A hemp-based battery manufacturing company is coming to a town in Wisconsin with a goal to hire former employees of Energizer.
Portage, Wisconsin-based Wisconsin Battery Co. (WinBat) makes batteries out of hemp instead of graphene, for use in devices like hearing aids. Earlier this month, WinBat announced that it has acquired 17 acres of land in the Portage Industrial Park to develop its battery plant. According to a Dec. 21 press release, development will focus on:
- Industrial batteries: Creating energy storage solutions that enhance the efficiency and reliability of solar and wind power systems and maximize efficiency of connections to the grid.
- Hemp carbon batteries: Innovating a sustainable alternative to lithium-ion batteries by utilizing hemp carbon as a key component. These batteries will offer improved energy density, longer lifespan, reduced environmental impact, and utilize domestically produced raw material thus addressing the national security risks associated with global lithium sourcing.

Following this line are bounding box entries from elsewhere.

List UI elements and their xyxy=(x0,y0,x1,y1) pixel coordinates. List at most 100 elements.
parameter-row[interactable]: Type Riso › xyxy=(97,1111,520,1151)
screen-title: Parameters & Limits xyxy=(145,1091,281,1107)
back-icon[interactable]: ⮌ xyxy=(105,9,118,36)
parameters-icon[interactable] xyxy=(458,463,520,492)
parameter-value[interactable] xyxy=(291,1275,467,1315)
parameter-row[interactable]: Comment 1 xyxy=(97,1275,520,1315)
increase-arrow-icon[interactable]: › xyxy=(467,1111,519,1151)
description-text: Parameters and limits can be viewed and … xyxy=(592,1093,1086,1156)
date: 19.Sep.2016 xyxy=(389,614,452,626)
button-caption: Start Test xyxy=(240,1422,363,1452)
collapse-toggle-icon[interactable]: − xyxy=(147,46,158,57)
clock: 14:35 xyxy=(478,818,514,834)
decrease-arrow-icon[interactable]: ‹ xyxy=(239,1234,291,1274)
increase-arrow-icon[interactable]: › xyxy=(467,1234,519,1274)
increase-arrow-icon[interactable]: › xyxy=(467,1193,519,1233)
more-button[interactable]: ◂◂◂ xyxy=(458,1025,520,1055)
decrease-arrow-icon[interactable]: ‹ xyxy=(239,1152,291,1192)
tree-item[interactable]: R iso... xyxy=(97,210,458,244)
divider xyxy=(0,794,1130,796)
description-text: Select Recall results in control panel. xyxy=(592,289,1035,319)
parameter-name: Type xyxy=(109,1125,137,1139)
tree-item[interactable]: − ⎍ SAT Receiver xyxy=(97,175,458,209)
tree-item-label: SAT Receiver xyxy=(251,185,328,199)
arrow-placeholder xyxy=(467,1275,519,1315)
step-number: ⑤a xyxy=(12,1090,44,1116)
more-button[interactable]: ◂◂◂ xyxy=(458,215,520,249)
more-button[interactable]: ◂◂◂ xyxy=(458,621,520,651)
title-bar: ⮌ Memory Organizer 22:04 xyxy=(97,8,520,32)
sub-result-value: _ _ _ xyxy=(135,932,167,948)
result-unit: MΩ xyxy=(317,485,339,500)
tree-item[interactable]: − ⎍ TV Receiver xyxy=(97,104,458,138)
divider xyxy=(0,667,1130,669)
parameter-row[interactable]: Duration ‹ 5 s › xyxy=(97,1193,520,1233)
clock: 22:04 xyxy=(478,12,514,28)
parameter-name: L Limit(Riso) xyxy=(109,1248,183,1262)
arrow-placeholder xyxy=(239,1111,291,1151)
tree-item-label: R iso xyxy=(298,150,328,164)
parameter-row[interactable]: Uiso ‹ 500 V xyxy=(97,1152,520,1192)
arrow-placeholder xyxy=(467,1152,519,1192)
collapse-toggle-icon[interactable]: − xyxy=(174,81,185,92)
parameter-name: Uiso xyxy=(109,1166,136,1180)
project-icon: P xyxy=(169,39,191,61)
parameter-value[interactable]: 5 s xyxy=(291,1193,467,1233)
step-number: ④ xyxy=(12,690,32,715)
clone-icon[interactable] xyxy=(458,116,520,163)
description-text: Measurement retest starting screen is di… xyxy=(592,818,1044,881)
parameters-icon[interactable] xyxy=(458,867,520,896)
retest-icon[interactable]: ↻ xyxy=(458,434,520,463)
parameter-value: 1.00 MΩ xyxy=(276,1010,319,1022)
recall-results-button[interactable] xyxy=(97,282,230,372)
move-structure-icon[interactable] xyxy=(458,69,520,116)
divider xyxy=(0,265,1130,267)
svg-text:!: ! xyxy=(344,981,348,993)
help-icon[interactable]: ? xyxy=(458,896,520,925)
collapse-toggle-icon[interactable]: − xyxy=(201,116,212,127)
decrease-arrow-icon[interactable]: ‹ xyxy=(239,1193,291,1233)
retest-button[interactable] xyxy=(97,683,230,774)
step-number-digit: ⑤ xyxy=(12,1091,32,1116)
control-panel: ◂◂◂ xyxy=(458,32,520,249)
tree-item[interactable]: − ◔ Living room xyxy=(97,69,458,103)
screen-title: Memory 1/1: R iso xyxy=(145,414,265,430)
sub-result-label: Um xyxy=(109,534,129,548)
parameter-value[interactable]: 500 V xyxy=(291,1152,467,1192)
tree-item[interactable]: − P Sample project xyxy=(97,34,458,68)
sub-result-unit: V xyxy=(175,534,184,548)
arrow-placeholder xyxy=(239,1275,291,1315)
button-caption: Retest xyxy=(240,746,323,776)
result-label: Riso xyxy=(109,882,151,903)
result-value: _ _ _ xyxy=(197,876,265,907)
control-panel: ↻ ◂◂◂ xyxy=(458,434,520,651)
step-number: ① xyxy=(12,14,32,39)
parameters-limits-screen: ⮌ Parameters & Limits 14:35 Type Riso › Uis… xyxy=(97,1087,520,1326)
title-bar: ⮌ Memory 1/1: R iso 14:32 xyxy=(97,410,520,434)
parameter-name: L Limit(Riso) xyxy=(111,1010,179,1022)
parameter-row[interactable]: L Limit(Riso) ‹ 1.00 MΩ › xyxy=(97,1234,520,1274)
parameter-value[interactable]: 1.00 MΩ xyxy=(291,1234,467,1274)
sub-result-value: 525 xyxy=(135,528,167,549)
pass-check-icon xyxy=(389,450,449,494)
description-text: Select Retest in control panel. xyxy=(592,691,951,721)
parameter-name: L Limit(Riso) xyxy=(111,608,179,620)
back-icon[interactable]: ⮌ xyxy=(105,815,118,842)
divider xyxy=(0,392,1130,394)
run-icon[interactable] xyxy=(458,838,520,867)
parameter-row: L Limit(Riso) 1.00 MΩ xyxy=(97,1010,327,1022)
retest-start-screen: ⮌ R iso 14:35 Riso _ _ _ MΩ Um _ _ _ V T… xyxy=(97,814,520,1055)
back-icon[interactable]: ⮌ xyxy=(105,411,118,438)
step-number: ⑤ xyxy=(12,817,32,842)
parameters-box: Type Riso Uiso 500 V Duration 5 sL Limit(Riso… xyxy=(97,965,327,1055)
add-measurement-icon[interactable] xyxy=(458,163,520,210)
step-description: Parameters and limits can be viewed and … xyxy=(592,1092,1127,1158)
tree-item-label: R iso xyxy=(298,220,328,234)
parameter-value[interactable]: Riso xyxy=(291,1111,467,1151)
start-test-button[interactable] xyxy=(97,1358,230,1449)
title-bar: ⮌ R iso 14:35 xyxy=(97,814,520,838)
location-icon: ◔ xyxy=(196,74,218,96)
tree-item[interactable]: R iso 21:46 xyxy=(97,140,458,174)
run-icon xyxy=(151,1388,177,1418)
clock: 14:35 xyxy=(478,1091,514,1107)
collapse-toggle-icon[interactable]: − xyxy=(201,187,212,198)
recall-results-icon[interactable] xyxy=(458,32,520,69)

WinBat CEO Jeff Greene said Portage will serve as an ideal place to build a new renewable energy battery power plant, given the skill set that former Energizer employees already possess.
“Obviously having 400 to 500 trained employees that are knowledgeable in the battery makes that area seemed right for a new battery company,” Greene told WMTV. “Most of the folks we’ve talked to, cautious optimism is kind of where we’ve gotten them to. They had fear and I think we’ve turned that fear into cautious optimism.”
The Wisconsin Battery Co. is a research, development and manufacturing company owned by the Sustainable Communities Corp., which is dedicated to advancing energy storage solutions that contribute to a more sustainable and clean future.
Greene said he got the idea when he was lobbying for a Florida-based hemp company that asked him to find the top five ways in which hemp fiber could be best used. “The people (in Portage) have been fantastic,” he said. “We have asked and received tremendous support from the people helping us. I am very blessed that the response has been so exciting.”
Gaining Local Support in Portage
The company gained local support. The City of Portage supports the goal to move forward with the plan. At a Dec. 7 Common Council meeting, city officials gave Greene 90 days to come up with a building plan.
Portage Mayor Mitchel Craig is cautiously optimistic, after Energizer decided to leave Wisc
“This is going to be huge for the city of Portage,” Craig said of the new plant that’s planned to open in the city. “The Energizer plant employed 225 people, and it is projected that within six years they will have 600 people working at this new facility.”
Wisconsin Battery Co. will focus development on the production of hemp carbon batteries as a sustainable alternative to lithium-ion batteries as well as the production of industrial batteries, which make energy storage solutions for solar and wind power systems more efficient and reliable.
The company plans to grow and hire 600 employees within the first six years of operation. Their goal is to start where Energizer left off, creating batteries to be used in hearing aids. The long-term goal is to produce two innovative batteries that will offer improved energy density, longer lifespans, and reduced carbon footprint.
More information will become available in the upcoming months. Greene and Mayor Craig will hold a press conference at 2 p.m. on Jan. 9, 2024, in Portage, where they plan to share more information about the project.
The company is focusing operations in Portage now, but will consider building another plant in Fennimore, where Energizer is also closing down another manufacturing plant.
Why Hemp for Batteries?
“Nothing outlasts the Energizer,” but hemp may do exactly that: Hemp advocates say that hemp batteries last eight times longer than lithium batteries, outperforming graphene for a fraction of the cost. Battery makers process hemp’s woody pulp, formint it into carbon nanosheets, which they used to build supercapacitors that behave better than graphene, the industry gold standard
Much of the energy used to extract and process battery components like lithium comes from CO2-emitting fossil fuels.
The “Hemperor” has been telling us about these benefits all along, which also apply to the manufacturing of batteries. “Government and oil and coal companies, etc., will insist that burning biomass fuel is no better than using up our fossil fuel reserves, as far as pollution goes; but this is patently untrue,” Jack Herer wrote in The Emperor Wears No Clothes, citing several sources.
“Why? Because, unlike fossil fuel, biomass comes from living (not extinct) plants that continue to remove carbon dioxide pollution from our atmosphere as they grow, through photosynthesis. Furthermore, biomass fuels do not contain sulfur. This can be accomplished if hemp is grown for biomass and then converted through pyrolysis (charcoalizing) or biochemical composting into fuels to replace fossil fuel energy products.”
Replacing graphene for use in batteries is just another way hemp can be used for more sustainable energy.